The Hormonal Pulse · Weight Management

Why can’t I lose weight despite dieting?

When weight does not move despite real effort, the answer is usually not laziness or lack of discipline. It is more often a mix of biology, environment, sleep, medications, eating patterns, and sometimes an endocrine issue worth investigating properly.

Medically reviewed by Dr. Marie Noelle Kallas Chemaly, MD, PhD, DFMS · April 9, 2026

Key takeaways

  • Most stubborn weight loss is multifactorial, not explained by one hormone alone.
  • Endocrine screening becomes more useful when weight issues come with fatigue, irregular periods, thyroid symptoms, acanthosis, or diabetes risk.
  • A good workup should examine sleep, medications, glucose, thyroid, PCOS risk, eating patterns, and metabolic markers.

Weight loss failure is not always a willpower problem

Many patients come in after months or years of being told to “eat less and move more.” Sometimes that advice is incomplete. Weight regulation is influenced by appetite signaling, insulin sensitivity, sleep quality, medication effects, menstrual health, stress, and the body’s tendency to defend its current weight.

This does not mean every difficult weight case is caused by thyroid disease or another hormone disorder. In fact, many are not. But it does mean that repeating generic advice without checking the right context is poor medicine.

When endocrine screening makes more sense

A more detailed assessment is reasonable when poor weight response is accompanied by one or more of the following: persistent fatigue, menstrual irregularity, acne or excess hair growth, family history of diabetes, prior gestational diabetes, cold intolerance, constipation, rapid unexplained change in weight, or darkening of the skin folds that suggests insulin resistance.

In women, the most commonly missed pattern is not “rare endocrine disease.” It is the overlap between PCOS, insulin resistance, sleep disruption, and dysregulated eating after repeated restrictive dieting.

What a useful workup should include

A proper evaluation usually starts with history before labs: weight pattern over time, pregnancy history, sleep, current medications, steroid exposure, prior dieting cycles, mood, exercise tolerance, and symptoms of thyroid or reproductive hormone imbalance.

When clinically indicated, testing may include thyroid function, glucose and HbA1c, lipid profile, liver markers, and selected hormonal testing.

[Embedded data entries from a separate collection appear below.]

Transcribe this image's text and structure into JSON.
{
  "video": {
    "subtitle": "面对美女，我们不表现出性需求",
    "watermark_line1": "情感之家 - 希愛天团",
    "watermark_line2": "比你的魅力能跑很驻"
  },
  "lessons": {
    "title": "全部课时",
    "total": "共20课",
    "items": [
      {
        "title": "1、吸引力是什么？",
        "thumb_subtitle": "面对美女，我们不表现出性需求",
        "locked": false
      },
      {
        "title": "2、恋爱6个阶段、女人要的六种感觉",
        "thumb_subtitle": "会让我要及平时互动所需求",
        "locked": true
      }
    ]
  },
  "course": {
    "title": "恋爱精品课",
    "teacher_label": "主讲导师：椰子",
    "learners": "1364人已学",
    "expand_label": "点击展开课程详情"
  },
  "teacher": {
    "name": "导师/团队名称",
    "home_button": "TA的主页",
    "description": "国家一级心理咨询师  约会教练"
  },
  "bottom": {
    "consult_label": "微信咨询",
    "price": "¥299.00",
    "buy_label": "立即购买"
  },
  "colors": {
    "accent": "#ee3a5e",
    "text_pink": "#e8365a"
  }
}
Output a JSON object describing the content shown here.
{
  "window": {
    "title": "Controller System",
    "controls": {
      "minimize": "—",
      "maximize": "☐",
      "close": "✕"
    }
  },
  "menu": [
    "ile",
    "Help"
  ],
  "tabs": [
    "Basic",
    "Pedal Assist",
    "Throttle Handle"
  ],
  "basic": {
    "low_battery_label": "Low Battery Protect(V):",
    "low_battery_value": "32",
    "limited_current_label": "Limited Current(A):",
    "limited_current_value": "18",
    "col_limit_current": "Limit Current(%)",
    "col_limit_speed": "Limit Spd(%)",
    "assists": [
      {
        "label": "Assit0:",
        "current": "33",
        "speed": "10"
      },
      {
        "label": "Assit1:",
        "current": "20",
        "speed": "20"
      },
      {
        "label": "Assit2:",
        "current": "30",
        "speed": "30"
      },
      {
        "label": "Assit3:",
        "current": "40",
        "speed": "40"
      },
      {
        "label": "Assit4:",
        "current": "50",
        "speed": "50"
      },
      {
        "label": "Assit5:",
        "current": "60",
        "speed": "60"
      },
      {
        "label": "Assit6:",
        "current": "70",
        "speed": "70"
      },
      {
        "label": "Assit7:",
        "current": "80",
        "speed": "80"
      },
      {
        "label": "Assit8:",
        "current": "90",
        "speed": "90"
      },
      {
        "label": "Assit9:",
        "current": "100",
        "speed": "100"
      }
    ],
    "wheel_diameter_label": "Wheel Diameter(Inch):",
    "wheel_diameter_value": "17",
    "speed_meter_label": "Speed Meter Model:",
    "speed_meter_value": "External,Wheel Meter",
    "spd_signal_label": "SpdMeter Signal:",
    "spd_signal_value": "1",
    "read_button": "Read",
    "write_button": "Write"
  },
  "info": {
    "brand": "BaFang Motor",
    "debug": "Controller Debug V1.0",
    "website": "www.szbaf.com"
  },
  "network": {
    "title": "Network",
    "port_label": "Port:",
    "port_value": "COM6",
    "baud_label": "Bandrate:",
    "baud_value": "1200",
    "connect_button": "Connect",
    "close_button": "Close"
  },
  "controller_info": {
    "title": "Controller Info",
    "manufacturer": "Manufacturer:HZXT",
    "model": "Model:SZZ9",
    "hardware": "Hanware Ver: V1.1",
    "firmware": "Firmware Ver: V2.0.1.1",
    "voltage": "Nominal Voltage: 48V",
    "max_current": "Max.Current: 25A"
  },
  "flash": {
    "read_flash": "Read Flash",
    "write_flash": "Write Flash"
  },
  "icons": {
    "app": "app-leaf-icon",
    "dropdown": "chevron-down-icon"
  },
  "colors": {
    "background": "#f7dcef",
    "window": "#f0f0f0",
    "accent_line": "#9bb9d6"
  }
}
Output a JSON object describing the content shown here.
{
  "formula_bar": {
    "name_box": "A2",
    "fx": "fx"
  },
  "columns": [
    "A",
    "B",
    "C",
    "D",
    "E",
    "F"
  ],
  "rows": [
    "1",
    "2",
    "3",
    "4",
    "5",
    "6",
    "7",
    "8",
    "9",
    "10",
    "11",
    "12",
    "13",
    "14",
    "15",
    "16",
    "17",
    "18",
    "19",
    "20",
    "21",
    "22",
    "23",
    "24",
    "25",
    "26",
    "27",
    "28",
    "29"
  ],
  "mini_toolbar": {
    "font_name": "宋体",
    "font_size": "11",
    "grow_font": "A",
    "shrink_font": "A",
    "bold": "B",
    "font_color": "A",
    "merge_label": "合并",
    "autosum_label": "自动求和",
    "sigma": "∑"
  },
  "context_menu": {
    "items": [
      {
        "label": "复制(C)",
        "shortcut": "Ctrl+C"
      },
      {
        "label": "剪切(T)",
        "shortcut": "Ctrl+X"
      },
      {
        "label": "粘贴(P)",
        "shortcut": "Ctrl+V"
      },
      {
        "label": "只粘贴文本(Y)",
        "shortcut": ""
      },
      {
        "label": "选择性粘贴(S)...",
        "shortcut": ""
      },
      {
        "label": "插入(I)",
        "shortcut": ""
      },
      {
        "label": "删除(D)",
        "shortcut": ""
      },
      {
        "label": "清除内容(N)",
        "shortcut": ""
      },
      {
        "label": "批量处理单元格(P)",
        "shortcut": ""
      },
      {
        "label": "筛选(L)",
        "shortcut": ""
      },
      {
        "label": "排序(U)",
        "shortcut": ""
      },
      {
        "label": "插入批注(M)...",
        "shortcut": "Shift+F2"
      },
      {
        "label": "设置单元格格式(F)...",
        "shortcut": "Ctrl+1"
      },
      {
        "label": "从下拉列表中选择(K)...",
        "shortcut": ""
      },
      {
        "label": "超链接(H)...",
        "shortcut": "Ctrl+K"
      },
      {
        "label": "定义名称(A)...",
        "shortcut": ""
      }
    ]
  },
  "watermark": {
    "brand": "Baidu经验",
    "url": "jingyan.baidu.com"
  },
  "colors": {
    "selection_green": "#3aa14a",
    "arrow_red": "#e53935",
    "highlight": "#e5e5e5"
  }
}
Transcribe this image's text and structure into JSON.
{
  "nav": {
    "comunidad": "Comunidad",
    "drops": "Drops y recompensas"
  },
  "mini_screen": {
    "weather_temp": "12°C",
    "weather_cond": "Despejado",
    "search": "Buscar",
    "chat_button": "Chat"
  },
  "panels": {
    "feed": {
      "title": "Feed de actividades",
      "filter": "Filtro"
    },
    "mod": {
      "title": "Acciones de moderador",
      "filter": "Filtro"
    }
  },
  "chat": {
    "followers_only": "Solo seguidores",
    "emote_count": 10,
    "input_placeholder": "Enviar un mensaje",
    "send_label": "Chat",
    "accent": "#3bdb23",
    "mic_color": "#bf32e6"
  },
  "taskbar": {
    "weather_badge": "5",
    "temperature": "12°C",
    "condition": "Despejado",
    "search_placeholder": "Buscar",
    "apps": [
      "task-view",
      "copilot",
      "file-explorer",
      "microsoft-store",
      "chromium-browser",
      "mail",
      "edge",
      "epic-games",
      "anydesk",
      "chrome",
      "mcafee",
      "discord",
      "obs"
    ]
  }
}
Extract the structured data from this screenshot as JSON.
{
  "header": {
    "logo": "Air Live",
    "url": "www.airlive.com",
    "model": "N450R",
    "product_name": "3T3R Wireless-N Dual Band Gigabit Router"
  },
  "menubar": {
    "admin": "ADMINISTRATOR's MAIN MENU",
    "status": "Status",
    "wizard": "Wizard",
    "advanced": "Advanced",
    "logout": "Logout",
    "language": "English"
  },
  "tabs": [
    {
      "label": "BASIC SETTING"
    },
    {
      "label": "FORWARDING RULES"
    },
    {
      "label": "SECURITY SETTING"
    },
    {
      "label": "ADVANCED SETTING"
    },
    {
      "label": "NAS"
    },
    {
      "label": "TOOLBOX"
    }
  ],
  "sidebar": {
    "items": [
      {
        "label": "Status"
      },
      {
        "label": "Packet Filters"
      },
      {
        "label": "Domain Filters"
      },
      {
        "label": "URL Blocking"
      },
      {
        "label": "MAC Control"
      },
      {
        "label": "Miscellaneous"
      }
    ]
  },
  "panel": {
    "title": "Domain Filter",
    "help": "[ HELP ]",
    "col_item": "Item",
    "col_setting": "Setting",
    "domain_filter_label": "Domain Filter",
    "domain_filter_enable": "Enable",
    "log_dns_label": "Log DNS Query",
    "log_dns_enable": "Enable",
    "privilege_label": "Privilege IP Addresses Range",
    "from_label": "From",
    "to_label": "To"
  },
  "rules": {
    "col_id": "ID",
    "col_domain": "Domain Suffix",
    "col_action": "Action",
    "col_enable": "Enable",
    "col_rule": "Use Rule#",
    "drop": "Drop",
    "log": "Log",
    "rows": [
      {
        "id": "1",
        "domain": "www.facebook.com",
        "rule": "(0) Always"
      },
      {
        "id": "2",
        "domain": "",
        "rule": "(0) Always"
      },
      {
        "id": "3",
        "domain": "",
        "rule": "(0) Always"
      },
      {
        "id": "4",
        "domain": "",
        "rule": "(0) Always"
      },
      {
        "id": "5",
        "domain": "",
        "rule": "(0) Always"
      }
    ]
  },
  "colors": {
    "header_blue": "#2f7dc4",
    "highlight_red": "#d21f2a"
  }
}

Not everyone needs the same panel. The goal is not to “order everything.” The goal is to order what matches the pattern in front of you.

What good treatment looks like

Good treatment does not begin with shame. It begins with mechanism. If the main driver is insulin resistance, the plan should reflect that. If the pattern suggests thyroid disease, the workup should address it. If sleep, medication side effects, or emotional eating are central, they must be part of the treatment plan rather than ignored.

For some patients, lifestyle structure is enough. For others, evidence-based obesity pharmacotherapy has an important role. The point is precision, not one-size-fits-all advice.

Résumé en français

Quand la perte de poids bloque malgré de vrais efforts, la cause n’est pas toujours « le manque de volonté ». Il faut parfois rechercher une résistance à l’insuline, un SOPK, une pathologie thyroïdienne, un manque de sommeil ou des médicaments qui compliquent le poids.

ملخّص بالعربية

إذا الوزن لا ينزل رغم الالتزام، فالمشكلة ليست دائماً في الإرادة. أحياناً يكون السبب مقاومة أنسولين، تكيس مبايض، خلل بالغدة الدرقية، قلة نوم، أو أدوية تؤثر على الشهية والأيض.